The Wrong Horse is a story which celebrates the Australian bloke in all his iterations. There is Noddy (Darren Mort) the tough thug, Big Ears (Dom Phelan) the nervous no-hoper, and a plethora of smaller characters surrounding them. Set in Footscray and surrounds, these two blokes form an unlikely pair of small time crooks who knock about together outside of 'working' hours. 

On this very early Tuesday morning Big Ears wakes Noddy full of nervous energy and an inability to sleep. He convinces Noddy to go to the races at Werribee with him. When they get there a gnomelike stable hand (Ian Rooney) gives him a tip. Unfortunately, Noddy has a form of numeral dyslexia. Fortunately for Noddy he is an unnaturally lucky son of a gun. In act 2 we get to see Noddy and Big Ears plying their illegitimate trade. The question is, will their experiences at the race track be mirrored in their working life or are there darker days ahead for this very odd couple from Fitzroy?

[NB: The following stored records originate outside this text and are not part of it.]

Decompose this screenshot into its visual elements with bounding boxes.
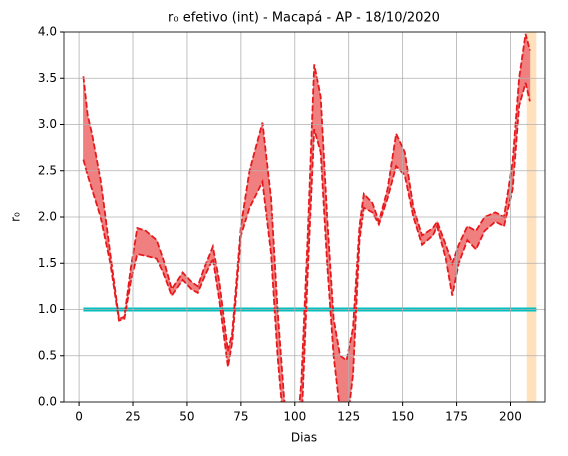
plot-area <box>82 32 537 402</box>
y-tick-label: 0.0 <box>38 395 57 409</box>
x-tick-label: 100 <box>283 410 306 424</box>
plot-layer <box>64 31 545 403</box>
x-tick-label: 175 <box>445 410 468 424</box>
x-tick-label: 200 <box>499 410 522 424</box>
bound-line <box>82 82 531 402</box>
x-tick-label: 50 <box>179 410 194 424</box>
chart-title: r₀ efetivo (int) - Macapá - AP - 18/10/2… <box>168 11 440 26</box>
x-tick-label: 150 <box>391 410 414 424</box>
x-tick-label: 125 <box>337 410 360 424</box>
interval-fill <box>395 133 406 177</box>
interval-fill <box>283 397 285 402</box>
y-tick-label: 0.5 <box>38 348 57 362</box>
x-tick-label: 25 <box>125 410 140 424</box>
bound-line <box>82 33 531 402</box>
y-tick-label: 3.5 <box>38 71 57 85</box>
x-axis-label: Dias <box>291 431 317 445</box>
y-tick-label: 1.0 <box>38 302 57 316</box>
interval-fill <box>363 193 373 213</box>
y-tick-label: 4.0 <box>38 25 57 39</box>
x-tick-label: 75 <box>233 410 248 424</box>
y-tick-label: 1.5 <box>38 256 57 270</box>
interval-fill <box>137 227 147 257</box>
x-tick-label: 0 <box>75 410 83 424</box>
interval-fill <box>145 230 158 260</box>
y-tick-label: 3.0 <box>38 117 57 131</box>
y-tick-label: 2.5 <box>38 163 57 177</box>
y-tick-label: 2.0 <box>38 210 57 224</box>
y-axis-label: r₀ <box>9 212 23 222</box>
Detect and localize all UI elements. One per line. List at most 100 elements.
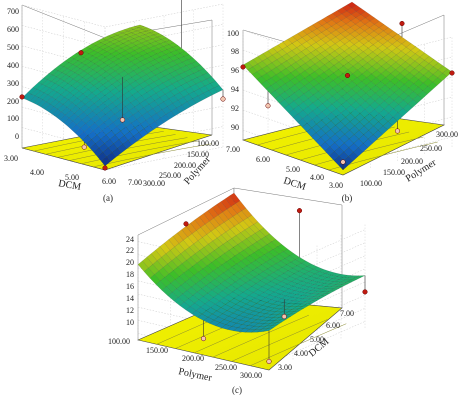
surface-patch bbox=[350, 109, 361, 118]
surface-patch bbox=[336, 96, 347, 105]
surface-patch bbox=[363, 130, 374, 140]
wall-gridline bbox=[21, 24, 224, 48]
surface-patch bbox=[238, 220, 250, 231]
panel-b-y-tick: 150.00 bbox=[383, 168, 405, 177]
surface-patch bbox=[363, 121, 374, 131]
surface-patch bbox=[322, 83, 333, 93]
wall-gridline bbox=[137, 229, 366, 272]
surface-patch bbox=[384, 96, 394, 105]
surface-patch bbox=[367, 44, 378, 52]
surface-patch bbox=[370, 85, 381, 94]
panel-c-z-tick: 18 bbox=[126, 270, 134, 279]
surface-patch bbox=[33, 97, 43, 105]
surface-patch bbox=[141, 27, 152, 32]
surface-patch bbox=[328, 65, 339, 73]
surface-patch bbox=[358, 37, 369, 45]
surface-patch bbox=[395, 58, 406, 66]
panel-b-x-ticks: 7.00 6.00 5.00 4.00 3.00 bbox=[226, 145, 343, 190]
surface-patch bbox=[377, 44, 388, 52]
surface-patch bbox=[403, 95, 413, 105]
surface-patch bbox=[346, 88, 357, 98]
surface-patch bbox=[99, 44, 109, 50]
surface-patch bbox=[175, 85, 186, 93]
surface-patch bbox=[299, 289, 311, 294]
surface-patch bbox=[339, 37, 350, 45]
surface-patch bbox=[324, 146, 335, 156]
surface-patch bbox=[300, 48, 311, 56]
surface-patch bbox=[336, 20, 347, 28]
surface-patch bbox=[69, 88, 80, 96]
surface-patch bbox=[360, 93, 371, 102]
surface-patch bbox=[304, 286, 316, 291]
surface-patch bbox=[266, 69, 277, 78]
panel-c-y-ticks: 3.00 4.00 5.00 6.00 7.00 bbox=[278, 309, 354, 372]
wall-gridline bbox=[137, 242, 366, 285]
surface-patch bbox=[396, 43, 407, 52]
wall-gridline bbox=[137, 281, 366, 325]
surface-patch bbox=[155, 280, 167, 291]
surface-patch bbox=[284, 313, 296, 318]
surface-patch bbox=[364, 27, 375, 35]
surface-patch bbox=[336, 7, 347, 15]
surface-patch bbox=[180, 250, 191, 261]
surface-patch bbox=[314, 285, 326, 289]
surface-patch bbox=[379, 100, 389, 110]
surface-patch bbox=[300, 62, 311, 71]
surface-patch bbox=[369, 100, 380, 110]
surface-patch bbox=[235, 232, 247, 242]
surface-patch bbox=[102, 147, 113, 157]
surface-patch bbox=[78, 131, 88, 141]
surface-patch bbox=[326, 26, 337, 34]
surface-patch bbox=[179, 51, 190, 57]
panel-a-x-tick: 6.00 bbox=[102, 177, 116, 186]
surface-patch bbox=[386, 58, 397, 67]
surface-patch bbox=[315, 128, 326, 138]
surface-patch bbox=[191, 77, 202, 85]
surface-patch bbox=[292, 113, 303, 123]
surface-patch bbox=[329, 43, 340, 51]
surface-patch bbox=[250, 329, 262, 333]
surface-patch bbox=[153, 78, 164, 87]
surface-patch bbox=[382, 121, 393, 131]
panel-a-z-ticks: 700 600 500 400 300 200 100 0 bbox=[7, 7, 19, 141]
surface-patch bbox=[369, 17, 380, 25]
surface-patch bbox=[262, 57, 273, 66]
surface-patch bbox=[254, 274, 265, 281]
surface-patch bbox=[384, 80, 395, 89]
design-point bbox=[344, 72, 351, 79]
surface-patch bbox=[140, 40, 151, 46]
surface-patch bbox=[242, 61, 253, 70]
surface-patch bbox=[197, 313, 209, 321]
surface-patch bbox=[374, 20, 385, 28]
surface-patch bbox=[355, 96, 366, 106]
panel-a-z-tick: 700 bbox=[7, 7, 19, 16]
surface-patch bbox=[185, 306, 197, 314]
surface-patch bbox=[225, 195, 236, 207]
surface-patch bbox=[125, 102, 135, 111]
surface-patch bbox=[335, 121, 346, 130]
panel-c-z-tick: 20 bbox=[126, 258, 134, 267]
surface-patch bbox=[337, 88, 347, 97]
surface-patch bbox=[143, 267, 155, 279]
surface-patch bbox=[198, 213, 210, 225]
panel-c-design-points bbox=[183, 208, 368, 365]
surface-patch bbox=[365, 89, 376, 98]
panel-b-x-tick: 7.00 bbox=[226, 145, 240, 154]
surface-patch bbox=[385, 65, 396, 74]
surface-patch bbox=[319, 57, 330, 65]
surface-patch bbox=[183, 54, 194, 60]
surface-patch bbox=[189, 66, 200, 74]
surface-patch bbox=[267, 47, 278, 56]
surface-patch bbox=[357, 66, 368, 74]
surface-patch bbox=[262, 50, 273, 59]
surface-patch bbox=[102, 35, 112, 41]
surface-patch bbox=[306, 119, 317, 129]
surface-patch bbox=[327, 96, 337, 105]
surface-patch bbox=[327, 88, 338, 97]
surface-patch bbox=[148, 45, 159, 52]
surface-patch bbox=[317, 19, 328, 26]
surface-patch bbox=[72, 74, 83, 82]
surface-patch bbox=[69, 72, 79, 80]
surface-patch bbox=[310, 42, 321, 50]
floor-contour bbox=[314, 136, 424, 166]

The Wrong Horse is a wonderful Australian comedy with all the flavour of Vegemite at its core. We meet all the best old mates from days of yore (and Rooney plays a lot of them!).The cast are a great ensemble and the extreme character definition they have found evidently comes from a core of love for these men being remembered and portrayed. I doubt if we will be seeing them in our writing for much longer so shows like The Wrong Horse are an important part of our cultural lexicon to be cherished.

MonStar has crafted an elegant play and Marion Arditti's direction lifts it into the extraordinary. Supported by a clever and minimalist design by Sylvia Shao, the men move from a flat in Footscray to a cars interior and to the Werribee racetrack and so on. On paper I would perhaps have thought this was too filmic and difficult to realise on stage. Arditti and Shao have found the magic formula though and have created a dynamic staging which just keeps on surprising. 

In my review of The Critical Marriage I commented on how I loved the director's use of the audience. The Wrong Horse takes it a step further and brings the audience into the racetrack to cheer on the races. It is cleverly done and my one bit of advice would be to try and find a way to do this in act 2. Act 2 is, by the very nature of what is happening, less visually stimulating so if the team could find a way to put the audience in the back seat of the car, perhaps, we would once again find ourselves in the middle of the action which would reignite our adrenaline and lift us for that wonderful catharsis at the end.

The cast were all amazing in the way they physically and verbally inhabited their caricatures. Rooney was incredible as he demonstrated he was a master of a thousand accents and Brigitte Jarvis' portrayal of stable hand Mary was possibly the funniest single moment in theatre this century! 

I was also thoroughly entranced by Phelan's portrayal of Big Ears. He had it all. The nervous twitches. The uncontrollable restlessness. The deer in a head lamp eyes. Utterly endearing. Mort was great as Noddy too but I do think MonStar has weighed that character down with too much wordiness. Would this tough guy really use all those words to say what he says?

The Wrong Horse is better than a Kinder Surprise. It is funny, clever, and more Australian that a Four and Twenty pie at the footy. As ocker as Maurie Fields, The Wrong Horse will bring smiles of rememberance along with gales of laughter to your face.